Member of the National Assembly of the Republic of Serbia
- In office 1 December 2020 – 1 August 2022

Personal details
- Born: 3 January 1979 (age 46) Subotica, SAP Vojvodina, SR Serbia, SFR Yugoslavia
- Political party: VMSZ

= Dániel Gyivánovity =

Serbian politician

Dániel Gyivánovity (Даниел Ђивановић; born 3 October 1979) is a Serbian politician from the country's Hungarian community. He served in the Serbian parliament from 2020 to 2022 and has been the president (i.e., speaker) of the Subotica city assembly since July 2024. Gyivánovity is a member of the Alliance of Vojvodina Hungarians (VMSZ).

==Early life and career==
Gyivánovity was born in Subotica, in what was then the Socialist Autonomous Province of Vojvodina in the Socialist Republic of Serbia, Socialist Federal Republic of Yugoslavia. He holds a Bachelor of Science degree from the Belgrade Business School's College of Professional Studies (2009) and a separate Bachelor of Science degree in management from Union University in Belgrade (2014). He worked for Interšped in Subotica (1999–2004) and Mercedes-Benz Novi Sad (2004–13) and was later a director for Grand Motors (2014–20) and D-Motors Group in Subotica (2020–22). His hobbies include vintage cars.

==Politician==
Gyivánovity was given the eleventh position on the VMSZ's electoral list in the 2020 Serbian parliamentary election. The party won a record nine seats in this election; Gyivánovity was not immediately elected but received an assembly mandate on 1 December 2020 as the replacement for another member. During his assembly term, he was a member of the judiciary committee, (Note: Formally known as the Committee on the Judiciary, Public Administration, and Local Self-Government.) a deputy member of the spatial planning committee, (Note: Formally known as the Committee on Spatial Planning, Transport, Infrastructure, and Telecommunications.) and a member of the parliamentary friendship groups with France and the Holy See. The VMSZ provided outside support to Serbia's government led by the Serbian Progressive Party (SNS) in this period.

He was promoted to the eighth position on the VMSZ's list in the 2022 parliamentary election. The party fell back to five seats, and he was not re-elected. He was appointed as a state secretary in ministry of public investments after the election and served in this role until 2024.
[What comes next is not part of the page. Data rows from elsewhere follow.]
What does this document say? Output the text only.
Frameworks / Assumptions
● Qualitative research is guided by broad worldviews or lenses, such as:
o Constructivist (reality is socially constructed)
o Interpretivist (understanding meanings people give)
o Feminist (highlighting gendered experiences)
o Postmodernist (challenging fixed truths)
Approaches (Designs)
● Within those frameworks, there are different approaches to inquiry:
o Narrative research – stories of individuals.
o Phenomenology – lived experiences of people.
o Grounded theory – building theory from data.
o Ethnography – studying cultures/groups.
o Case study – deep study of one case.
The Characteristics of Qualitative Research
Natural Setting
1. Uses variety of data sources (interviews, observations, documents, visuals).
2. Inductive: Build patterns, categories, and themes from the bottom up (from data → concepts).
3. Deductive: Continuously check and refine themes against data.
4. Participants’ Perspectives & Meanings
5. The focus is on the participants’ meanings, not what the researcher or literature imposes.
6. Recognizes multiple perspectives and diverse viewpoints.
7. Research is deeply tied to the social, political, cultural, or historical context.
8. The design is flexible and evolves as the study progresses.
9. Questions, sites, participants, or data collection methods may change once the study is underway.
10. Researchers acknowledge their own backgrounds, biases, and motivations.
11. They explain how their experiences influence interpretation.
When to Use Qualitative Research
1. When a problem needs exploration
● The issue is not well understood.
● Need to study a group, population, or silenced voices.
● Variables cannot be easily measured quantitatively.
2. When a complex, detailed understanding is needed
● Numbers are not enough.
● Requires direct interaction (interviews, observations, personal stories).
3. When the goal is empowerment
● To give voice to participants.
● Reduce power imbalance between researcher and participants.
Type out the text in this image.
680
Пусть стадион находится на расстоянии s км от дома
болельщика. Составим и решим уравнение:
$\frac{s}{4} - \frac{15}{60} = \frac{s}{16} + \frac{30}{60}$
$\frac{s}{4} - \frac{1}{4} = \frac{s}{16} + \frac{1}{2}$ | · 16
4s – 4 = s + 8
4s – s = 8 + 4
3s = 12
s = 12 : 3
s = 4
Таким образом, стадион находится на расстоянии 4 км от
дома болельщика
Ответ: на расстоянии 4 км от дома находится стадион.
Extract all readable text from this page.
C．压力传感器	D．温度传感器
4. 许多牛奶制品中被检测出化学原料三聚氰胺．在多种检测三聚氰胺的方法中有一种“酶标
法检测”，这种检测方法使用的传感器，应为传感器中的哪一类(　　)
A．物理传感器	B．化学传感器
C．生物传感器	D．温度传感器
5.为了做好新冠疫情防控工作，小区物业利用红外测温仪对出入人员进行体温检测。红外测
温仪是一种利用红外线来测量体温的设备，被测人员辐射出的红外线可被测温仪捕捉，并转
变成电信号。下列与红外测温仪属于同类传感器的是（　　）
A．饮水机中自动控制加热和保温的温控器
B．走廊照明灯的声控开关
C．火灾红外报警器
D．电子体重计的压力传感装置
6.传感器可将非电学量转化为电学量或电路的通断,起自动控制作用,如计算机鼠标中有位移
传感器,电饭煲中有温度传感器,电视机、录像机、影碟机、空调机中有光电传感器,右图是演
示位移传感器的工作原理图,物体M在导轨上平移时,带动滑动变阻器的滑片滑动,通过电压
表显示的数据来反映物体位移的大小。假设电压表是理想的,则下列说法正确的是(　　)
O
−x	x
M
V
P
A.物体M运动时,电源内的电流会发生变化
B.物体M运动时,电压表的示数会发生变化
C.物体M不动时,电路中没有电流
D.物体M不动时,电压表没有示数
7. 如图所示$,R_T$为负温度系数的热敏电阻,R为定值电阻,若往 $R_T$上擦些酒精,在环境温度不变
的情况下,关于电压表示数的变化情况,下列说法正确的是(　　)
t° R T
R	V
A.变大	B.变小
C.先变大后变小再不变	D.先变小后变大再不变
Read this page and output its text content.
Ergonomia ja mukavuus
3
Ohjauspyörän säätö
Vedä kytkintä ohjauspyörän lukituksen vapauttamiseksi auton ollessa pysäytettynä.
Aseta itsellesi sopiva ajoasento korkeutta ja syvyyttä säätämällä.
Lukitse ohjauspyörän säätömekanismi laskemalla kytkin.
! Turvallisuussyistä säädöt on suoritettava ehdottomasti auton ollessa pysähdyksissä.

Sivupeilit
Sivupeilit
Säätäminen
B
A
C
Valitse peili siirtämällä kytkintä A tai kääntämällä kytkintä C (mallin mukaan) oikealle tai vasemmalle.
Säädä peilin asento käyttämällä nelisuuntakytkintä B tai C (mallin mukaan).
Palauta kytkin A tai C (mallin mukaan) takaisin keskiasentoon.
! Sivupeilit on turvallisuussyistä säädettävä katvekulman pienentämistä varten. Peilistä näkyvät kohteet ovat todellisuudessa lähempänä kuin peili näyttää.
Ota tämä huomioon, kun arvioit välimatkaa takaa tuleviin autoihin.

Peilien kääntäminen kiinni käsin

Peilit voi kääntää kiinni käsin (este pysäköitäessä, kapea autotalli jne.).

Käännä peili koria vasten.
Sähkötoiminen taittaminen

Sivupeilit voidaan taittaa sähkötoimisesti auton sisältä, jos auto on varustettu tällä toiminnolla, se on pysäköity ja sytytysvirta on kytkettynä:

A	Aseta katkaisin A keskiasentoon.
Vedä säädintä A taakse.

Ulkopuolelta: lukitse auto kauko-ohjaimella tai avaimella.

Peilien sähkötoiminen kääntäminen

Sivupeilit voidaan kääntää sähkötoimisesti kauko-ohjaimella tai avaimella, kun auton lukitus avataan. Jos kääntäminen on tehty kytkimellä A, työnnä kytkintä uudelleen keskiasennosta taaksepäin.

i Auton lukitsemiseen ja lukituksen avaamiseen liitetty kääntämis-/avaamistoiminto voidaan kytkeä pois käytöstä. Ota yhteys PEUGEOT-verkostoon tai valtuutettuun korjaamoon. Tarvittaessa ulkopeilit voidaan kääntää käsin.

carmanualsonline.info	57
Gyivánovity received the eleventh position on the VMSZ's list in the 2023 parliamentary election and was again not elected when the list won six seats. He later appeared in the second position on the party's list for the Subotica city assembly in the 2024 Serbian local elections and was elected when the list won nineteen seats, finishing second against the alliance around the Progressive Party. The SNS and VMSZ formed a coalition government after the election, and Gyivánovity was elected as the city assembly president on 10 July 2024.